Scientists have discovered that common soil bacteria can significantly boost plants' resilience to salty conditions, offering a potential game-changer for agriculture facing widespread soil salinity. Researchers found these microbes help crops like maize, tomato, and rapeseed survive and thrive on land previously rendered unusable by salt buildup.
Soil salinity is a growing threat to global food production, exacerbated by climate change, irrigation, and rising sea levels. This salt accumulation stunts plant growth, damages roots, and drastically cuts crop yields. Professor Jonathan Todd from the University of East Anglia (UEA) highlighted the urgency, stating, "The build-up of salt in farmland is a major and worsening problem... Salt chokes plant growth, damages roots and severely impact entire harvests -- putting global food supplies at risk."

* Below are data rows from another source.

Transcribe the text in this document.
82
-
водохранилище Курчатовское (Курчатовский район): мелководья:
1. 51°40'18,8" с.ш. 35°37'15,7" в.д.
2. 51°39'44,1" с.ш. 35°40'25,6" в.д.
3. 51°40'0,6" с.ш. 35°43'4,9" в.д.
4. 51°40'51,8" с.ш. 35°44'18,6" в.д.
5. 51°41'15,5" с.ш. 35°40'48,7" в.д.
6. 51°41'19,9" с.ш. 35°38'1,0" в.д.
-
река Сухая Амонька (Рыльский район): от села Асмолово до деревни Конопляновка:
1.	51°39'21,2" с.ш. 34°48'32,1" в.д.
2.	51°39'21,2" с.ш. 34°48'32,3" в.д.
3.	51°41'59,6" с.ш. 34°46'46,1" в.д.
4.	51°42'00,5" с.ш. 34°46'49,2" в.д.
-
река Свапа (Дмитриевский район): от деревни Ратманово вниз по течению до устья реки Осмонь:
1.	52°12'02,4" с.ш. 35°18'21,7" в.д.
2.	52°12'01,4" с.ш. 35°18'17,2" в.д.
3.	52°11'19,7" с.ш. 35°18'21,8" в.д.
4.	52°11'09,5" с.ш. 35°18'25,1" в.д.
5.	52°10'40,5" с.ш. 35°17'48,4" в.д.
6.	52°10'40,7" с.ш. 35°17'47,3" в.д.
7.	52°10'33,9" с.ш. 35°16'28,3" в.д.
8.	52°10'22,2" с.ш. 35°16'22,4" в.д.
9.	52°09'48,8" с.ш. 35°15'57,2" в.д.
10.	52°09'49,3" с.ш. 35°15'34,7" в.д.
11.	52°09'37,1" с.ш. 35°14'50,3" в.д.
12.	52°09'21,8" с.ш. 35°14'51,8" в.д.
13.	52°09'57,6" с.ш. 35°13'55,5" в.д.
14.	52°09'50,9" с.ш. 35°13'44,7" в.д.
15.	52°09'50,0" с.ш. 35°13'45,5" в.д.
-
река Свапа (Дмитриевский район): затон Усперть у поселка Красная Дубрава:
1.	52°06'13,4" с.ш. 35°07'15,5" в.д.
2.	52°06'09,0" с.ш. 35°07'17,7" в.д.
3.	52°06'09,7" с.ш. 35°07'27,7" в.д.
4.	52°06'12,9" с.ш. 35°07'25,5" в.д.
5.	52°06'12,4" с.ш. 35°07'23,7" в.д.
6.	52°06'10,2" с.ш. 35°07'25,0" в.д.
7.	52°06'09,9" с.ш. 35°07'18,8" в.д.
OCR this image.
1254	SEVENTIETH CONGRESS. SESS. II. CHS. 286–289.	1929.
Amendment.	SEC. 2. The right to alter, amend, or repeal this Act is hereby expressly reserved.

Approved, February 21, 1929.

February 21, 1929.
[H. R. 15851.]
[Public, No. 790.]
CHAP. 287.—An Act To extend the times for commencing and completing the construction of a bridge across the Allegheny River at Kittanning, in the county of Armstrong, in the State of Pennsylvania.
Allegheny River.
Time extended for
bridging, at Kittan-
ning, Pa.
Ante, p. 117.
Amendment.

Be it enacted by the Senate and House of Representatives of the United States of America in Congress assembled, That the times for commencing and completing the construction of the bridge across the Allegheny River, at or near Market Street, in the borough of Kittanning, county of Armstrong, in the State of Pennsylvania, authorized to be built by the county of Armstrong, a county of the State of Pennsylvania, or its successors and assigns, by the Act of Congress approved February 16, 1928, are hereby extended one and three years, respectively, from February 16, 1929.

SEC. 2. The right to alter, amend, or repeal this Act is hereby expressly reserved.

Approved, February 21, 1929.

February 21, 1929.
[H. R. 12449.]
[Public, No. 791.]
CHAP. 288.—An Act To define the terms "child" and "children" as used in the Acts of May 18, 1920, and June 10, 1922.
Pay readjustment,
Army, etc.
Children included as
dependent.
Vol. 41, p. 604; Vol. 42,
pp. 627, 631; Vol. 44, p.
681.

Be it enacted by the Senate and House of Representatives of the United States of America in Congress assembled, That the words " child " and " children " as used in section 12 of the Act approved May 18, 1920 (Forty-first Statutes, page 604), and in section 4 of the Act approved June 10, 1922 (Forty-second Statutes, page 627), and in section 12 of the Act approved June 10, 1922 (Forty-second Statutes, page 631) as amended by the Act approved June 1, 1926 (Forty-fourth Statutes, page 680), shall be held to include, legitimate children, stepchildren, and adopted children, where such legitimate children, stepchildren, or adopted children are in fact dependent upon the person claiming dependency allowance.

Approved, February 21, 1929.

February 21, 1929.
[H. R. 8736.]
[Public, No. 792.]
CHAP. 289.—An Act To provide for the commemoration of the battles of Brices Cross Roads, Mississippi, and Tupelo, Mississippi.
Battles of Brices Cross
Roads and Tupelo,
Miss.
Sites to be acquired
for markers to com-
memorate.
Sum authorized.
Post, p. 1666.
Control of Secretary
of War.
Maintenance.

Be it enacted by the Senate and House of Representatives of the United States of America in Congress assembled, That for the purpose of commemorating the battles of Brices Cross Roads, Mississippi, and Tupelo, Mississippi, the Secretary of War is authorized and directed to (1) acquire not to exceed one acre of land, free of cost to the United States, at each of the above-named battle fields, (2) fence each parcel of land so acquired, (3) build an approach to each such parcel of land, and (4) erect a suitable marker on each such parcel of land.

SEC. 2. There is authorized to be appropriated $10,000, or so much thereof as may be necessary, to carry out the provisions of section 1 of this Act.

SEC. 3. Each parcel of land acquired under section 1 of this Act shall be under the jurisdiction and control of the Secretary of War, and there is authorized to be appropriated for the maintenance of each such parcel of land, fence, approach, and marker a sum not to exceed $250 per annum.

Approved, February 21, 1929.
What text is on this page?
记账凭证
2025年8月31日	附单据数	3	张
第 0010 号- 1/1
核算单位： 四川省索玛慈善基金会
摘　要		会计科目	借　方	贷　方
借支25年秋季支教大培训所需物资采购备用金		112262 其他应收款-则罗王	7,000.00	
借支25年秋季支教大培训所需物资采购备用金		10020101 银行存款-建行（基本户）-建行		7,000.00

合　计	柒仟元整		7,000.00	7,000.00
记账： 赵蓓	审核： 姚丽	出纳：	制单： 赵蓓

The study revealed that plants naturally recruit beneficial bacteria, known as the root microbiome, when exposed to salt stress. Specifically, a group of bacteria called pseudomonads consistently gathered around the roots of various crops in saline soil. These pseudomonads possess specialized genes that allow them to tolerate high salt levels, making them well-suited for these harsh environments.
Introducing these pseudomonad strains to soybean plants in both greenhouse and field trials led to remarkable improvements. Plants treated with the microbes developed stronger root systems, showed better overall development, and produced higher yields compared to untreated plants in salty soils. Professor Todd noted, "We found that plants treated with the microbes showed stronger root systems, better development and higher yields compared to untreated plants grown in salty soils."
Surprisingly, the bacteria didn't help by reducing salt levels within the plants. Instead, they triggered a plant defense mechanism: increased production of lignin. Lignin is a strong, woody material that reinforces plant cell walls, acting as a natural structural support. The researchers found that increased lignin content significantly enhanced plants' ability to withstand salt stress, identifying this as the key protective effect.
This discovery opens exciting avenues for climate-resilient agriculture. By harnessing these naturally occurring microbes, bio-based treatments could be developed to help crops grow in saline soils without relying on heavy chemical inputs. Professor Todd expressed optimism, stating, "We hope this discovery opens up new possibilities for agriculture. With vast areas of farmland already affected by salinity and more under threat, microbial solutions could become an essential tool for maintaining crop yields and ensuring food security."